American legal organization

The National Asian Pacific American Bar Association (NAPABA) is a nonprofit organization representing Asian Pacific American lawyers in the United States.

==Activities==
The group has advocated for the nomination and confirmation of more Asian American judges to the federal courts.

In 2000, the group led a consortium of Asian American organizations that called for a bipartisan independent inquiry in the Wen Ho Lee case, including whether the investigation of Lee, a former scientist of Los Alamos National Laboratory, was tainted by anti-Asian bias.

Along with other civil rights groups (including other Asian American advocacy organizations), NAPABA has joined amicus briefs defending affirmative action. It did so in the Grutter, Fisher I, Fisher II, and Students for Fair Admissions v. Harvard and UNC cases. In 2018, NAPABA, along with other civil rights groups, also submitted an amicus brief in support of Hawaii in the Trump v. Hawaii challenge to Trump's "Muslim ban" executive order.

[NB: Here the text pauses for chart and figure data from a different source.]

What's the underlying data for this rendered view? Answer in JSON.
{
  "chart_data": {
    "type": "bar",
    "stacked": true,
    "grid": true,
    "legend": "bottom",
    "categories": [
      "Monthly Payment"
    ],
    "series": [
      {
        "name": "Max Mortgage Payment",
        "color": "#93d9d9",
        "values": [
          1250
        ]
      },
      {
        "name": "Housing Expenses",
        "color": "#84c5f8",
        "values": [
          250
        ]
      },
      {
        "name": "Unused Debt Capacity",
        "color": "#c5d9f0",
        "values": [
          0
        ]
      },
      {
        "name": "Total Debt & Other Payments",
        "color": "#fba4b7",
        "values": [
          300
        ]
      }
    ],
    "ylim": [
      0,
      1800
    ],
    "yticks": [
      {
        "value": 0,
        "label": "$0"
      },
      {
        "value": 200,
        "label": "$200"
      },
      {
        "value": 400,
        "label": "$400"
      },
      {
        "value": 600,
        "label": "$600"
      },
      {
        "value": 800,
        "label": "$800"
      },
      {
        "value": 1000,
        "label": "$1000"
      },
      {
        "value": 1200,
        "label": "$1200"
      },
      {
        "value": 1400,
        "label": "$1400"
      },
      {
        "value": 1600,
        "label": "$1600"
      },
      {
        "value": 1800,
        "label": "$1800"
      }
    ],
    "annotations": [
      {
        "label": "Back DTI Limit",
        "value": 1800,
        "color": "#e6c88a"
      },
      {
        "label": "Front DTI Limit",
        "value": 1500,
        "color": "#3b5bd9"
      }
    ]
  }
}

In 2017, NAPABA and a group of Yale Law School students co-published a study critiquing the lack of Asian American representation in major legal positions. The study found that although Asian Americans made up 10% of graduates at elite law schools (more than Asian American's overall share of the U.S. population, 6%), few Asian Americans were underrepresented among U.S. Attorneys (at the time, only 3 of the 94 U.S. Attorneys were Asian American), state elected prosecutors (4 of the 2,437 were Asian Americans), federal judges, state judges, and law school deans. Justice Goodwin Liu of the California Supreme Court was one of the authors of the report.

A follow-up study in 2022 (entitled A Portrait of Asian Americans in the Law 2.0) was a collaboration between the NAPABA, the American Bar Foundation, and several law schools; it found that Asian Americans had progress in increasing representation in many areas within the legal profession (including the proportion of Asian Americans among active federal judges and Fortune 1000 corporate general counsels), but remained stagnant in other areas (including the proportion of Asian Americans among U.S. Attorneys and equity partners at major law firms). Liu also co-authored the 2022 report.